Members of the public will have a chance to see Lucy’s time lapse film – part of a presentation of art work titled Awake, at a special artist’s open studio event on Sunday up at Highgreen.

Lucy said: “It was really to mark the turning of winter into spring, so I found a really beautiful old mattress on the estate and made a silk sheet for it. The night before, I painted it with UV light-sensitive chemicals to make a cyanotype.

“You apply a green mix of solution to paper or silk and as it’s exposed to sunlight, it turns bluer and bluer.

“Then at about 5.30am, as dawn was breaking, I put it out on a bed of heather off the road leading up to Highgreen. I was on top of the sheet and what I hoped would happen was the image of my sleeping shape would remain against the silk once it was transformed by the day’s sunlight.”
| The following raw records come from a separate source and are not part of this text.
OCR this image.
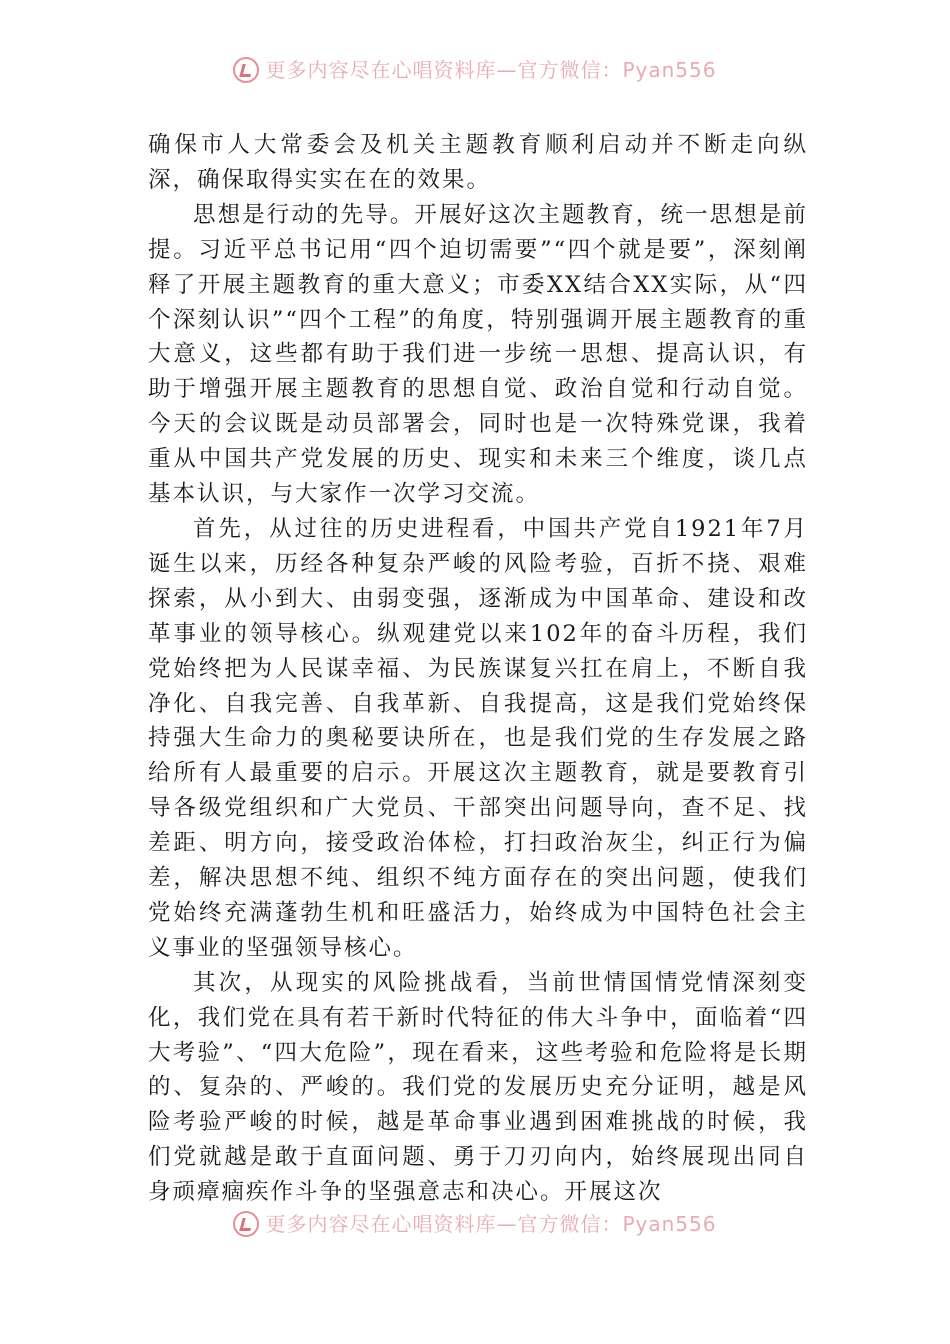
更多内容尽在心唱资料库—官方微信：Pyan556

确保市人大常委会及机关主题教育顺利启动并不断走向纵深，确保取得实实在在的效果。

思想是行动的先导。开展好这次主题教育，统一思想是前提。习近平总书记用“四个迫切需要”“四个就是要”，深刻阐释了开展主题教育的重大意义；市委XX结合XX实际，从“四个深刻认识”“四个工程”的角度，特别强调开展主题教育的重大意义，这些都有助于我们进一步统一思想、提高认识，有助于增强开展主题教育的思想自觉、政治自觉和行动自觉。今天的会议既是动员部署会，同时也是一次特殊党课，我着重从中国共产党发展的历史、现实和未来三个维度，谈几点基本认识，与大家作一次学习交流。

首先，从过往的历史进程看，中国共产党自1921年7月诞生以来，历经各种复杂严峻的风险考验，百折不挠、艰难探索，从小到大、由弱变强，逐渐成为中国革命、建设和改革事业的领导核心。纵观建党以来102年的奋斗历程，我们党始终把为人民谋幸福、为民族谋复兴扛在肩上，不断自我净化、自我完善、自我革新、自我提高，这是我们党始终保持强大生命力的奥秘要诀所在，也是我们党的生存发展之路给所有人最重要的启示。开展这次主题教育，就是要教育引导各级党组织和广大党员、干部突出问题导向，查不足、找差距、明方向，接受政治体检，打扫政治灰尘，纠正行为偏差，解决思想不纯、组织不纯方面存在的突出问题，使我们党始终充满蓬勃生机和旺盛活力，始终成为中国特色社会主义事业的坚强领导核心。

其次，从现实的风险挑战看，当前世情国情党情深刻变化，我们党在具有若干新时代特征的伟大斗争中，面临着“四大考验”、“四大危险”，现在看来，这些考验和危险将是长期的、复杂的、严峻的。我们党的发展历史充分证明，越是风险考验严峻的时候，越是革命事业遇到困难挑战的时候，我们党就越是敢于直面问题、勇于刀刃向内，始终展现出同自身顽瘴痼疾作斗争的坚强意志和决心。开展这次

更多内容尽在心唱资料库—官方微信：Pyan556
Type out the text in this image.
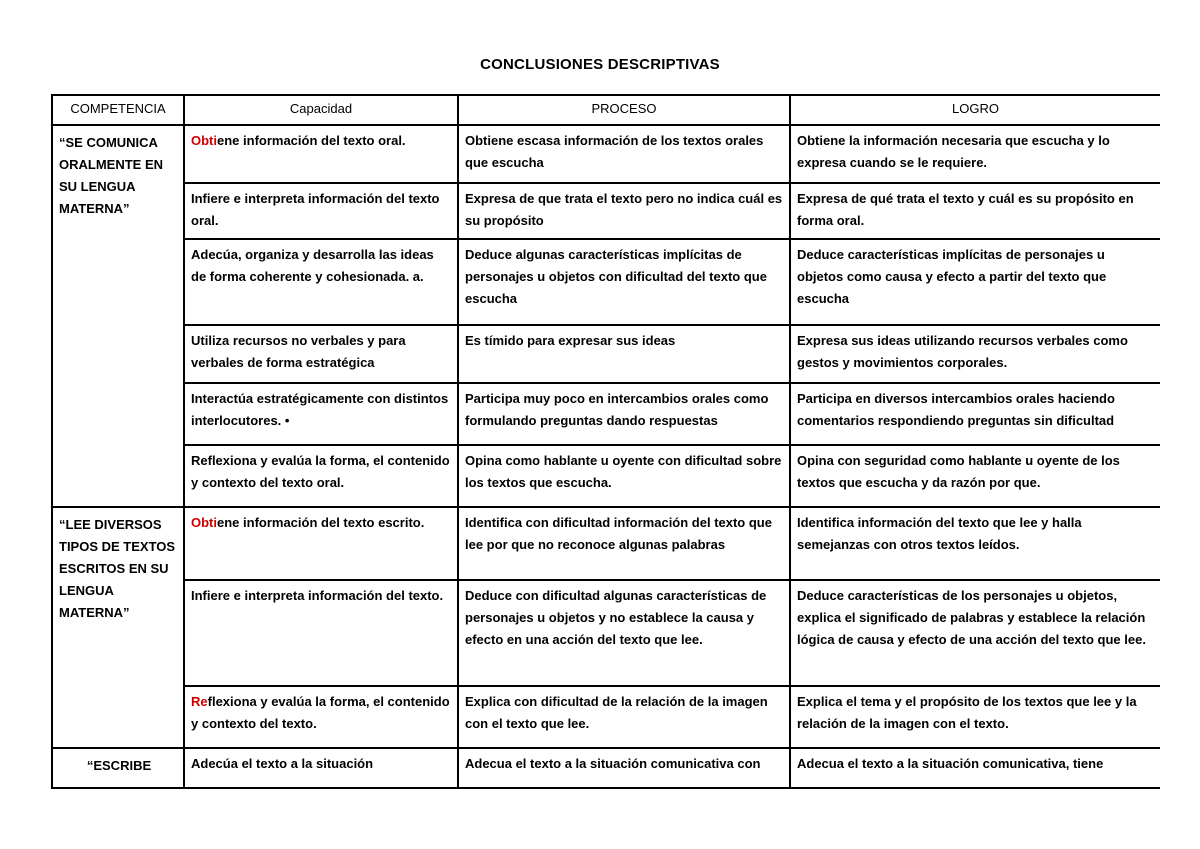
CONCLUSIONES DESCRIPTIVAS
COMPETENCIA	Capacidad	PROCESO	LOGRO
“SE COMUNICA ORALMENTE EN SU LENGUA MATERNA”	Obtiene información del texto oral.	Obtiene escasa información de los textos orales que escucha	Obtiene la información necesaria que escucha y lo expresa cuando se le requiere.
	Infiere e interpreta información del texto oral.	Expresa de que trata el texto pero no indica cuál es su propósito	Expresa de qué trata el texto y cuál es su propósito en forma oral.
	Adecúa, organiza y desarrolla las ideas de forma coherente y cohesionada. a.	Deduce algunas características implícitas de personajes u objetos con dificultad del texto que escucha	Deduce características implícitas de personajes u objetos como causa y efecto a partir del texto que escucha
	Utiliza recursos no verbales y para verbales de forma estratégica	Es tímido para expresar sus ideas	Expresa sus ideas utilizando recursos verbales como gestos y movimientos corporales.
	Interactúa estratégicamente con distintos interlocutores. •	Participa muy poco en intercambios orales como formulando preguntas dando respuestas	Participa en diversos intercambios orales haciendo comentarios respondiendo preguntas sin dificultad
	Reflexiona y evalúa la forma, el contenido y contexto del texto oral.	Opina como hablante u oyente con dificultad sobre los textos que escucha.	Opina con seguridad como hablante u oyente de los textos que escucha y da razón por que.
“LEE DIVERSOS TIPOS DE TEXTOS ESCRITOS EN SU LENGUA MATERNA”	Obtiene información del texto escrito.	Identifica con dificultad información del texto que lee por que no reconoce algunas palabras	Identifica información del texto que lee y halla semejanzas con otros textos leídos.
	Infiere e interpreta información del texto.	Deduce con dificultad algunas características de personajes u objetos y no establece la causa y efecto en una acción del texto que lee.	Deduce características de los personajes u objetos, explica el significado de palabras y establece la relación lógica de causa y efecto de una acción del texto que lee.
	Reflexiona y evalúa la forma, el contenido y contexto del texto.	Explica con dificultad de la relación de la imagen con el texto que lee.	Explica el tema y el propósito de los textos que lee y la relación de la imagen con el texto.
“ESCRIBE	Adecúa el texto a la situación	Adecua el texto a la situación comunicativa con	Adecua el texto a la situación comunicativa, tiene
It was just above freezing as Lucy ventured out, top to toe in thick thermals, many pairs of socks, a balaclava and her grandmother’s green knitted mohair coat.

“I looked quite ridiculous,” she confessed. Lucy said she slept ‘lightly’ for about ten of the 12 hours she lay on the moor and was so enamoured of the experience, she’s inviting members of the Tarset community to join her for another ‘sleep out’ for the culmination of her ‘light meditations’ project at the autumn equinox.

“It was such a wonderful thing to do. I could smell the spring on the moor and hear the skylarks, which were almost like improvised jazz. I felt connected to the landscape and I thought everyone should see that,” she said.

By autumn, another element of her art work will hopefully be ready to keep participants warm – a huge knitted blanket that she’s making from locally-sourced Blue Leicester wool.

Tarset smallholder Fransje Samsom, of the Woolgathering spinning and weaving group, is supplying her with the hand-dyed indigo yarn.

Lucy is now half way through her year-long residency with VARC and, in addition to her spring equinox pieces, she has also marked the winter solstice with The Last Light.

The Last Light comprised 160 small sheets of mulberry paper, hand-made in the studio, painted with the UV light-sensitive coating, numbered and placed, before dawn on the winter solstice, in a grid on the interior wall of a derelict shooting hut on the moors near Highgreen.

Through the daylight hours the sun’s rays on the papers and their movement in the breeze was captured in a series of time lapse images, taken every 30 seconds throughout the day, which forms another short film.

Prior to taking up her Highgreen residency, Lucy had spent two years living in Japan.

She came to Highgreen with a strong desire to connect with the natural world – to observe closely and make minimum impact on her surroundings.

This notion, combined with recently studied skills in paper-making and wood-block printing led her to begin making a series of weekly ‘mokuhanga’ – wood block carvings and prints.

Each carved wood block, Nature Caress, is formed from a seasonal detail observed on one of Lucy’s daily walks.

Printed with water-based pigments onto hand-made paper, the series of (so far) 26 wood block prints are displayed in Sunday’s show.

Highgreen will host her end of residency exhibition between September 16-18, when the full series of 52 carved wood blocks and new summer solstice and autumn equinox installation pieces, as well as the winter and spring works, will be unveiled.

l Highgreen will be open on Sunday between 2 and 6pm. Entry is free and refreshments will be provided. Meanwhile, if Highgreen is too far to travel for you, there’s another chance to see some of Lucy’s work at Newcastle’s Holy Biscuit art gallery between May 23 and June 22.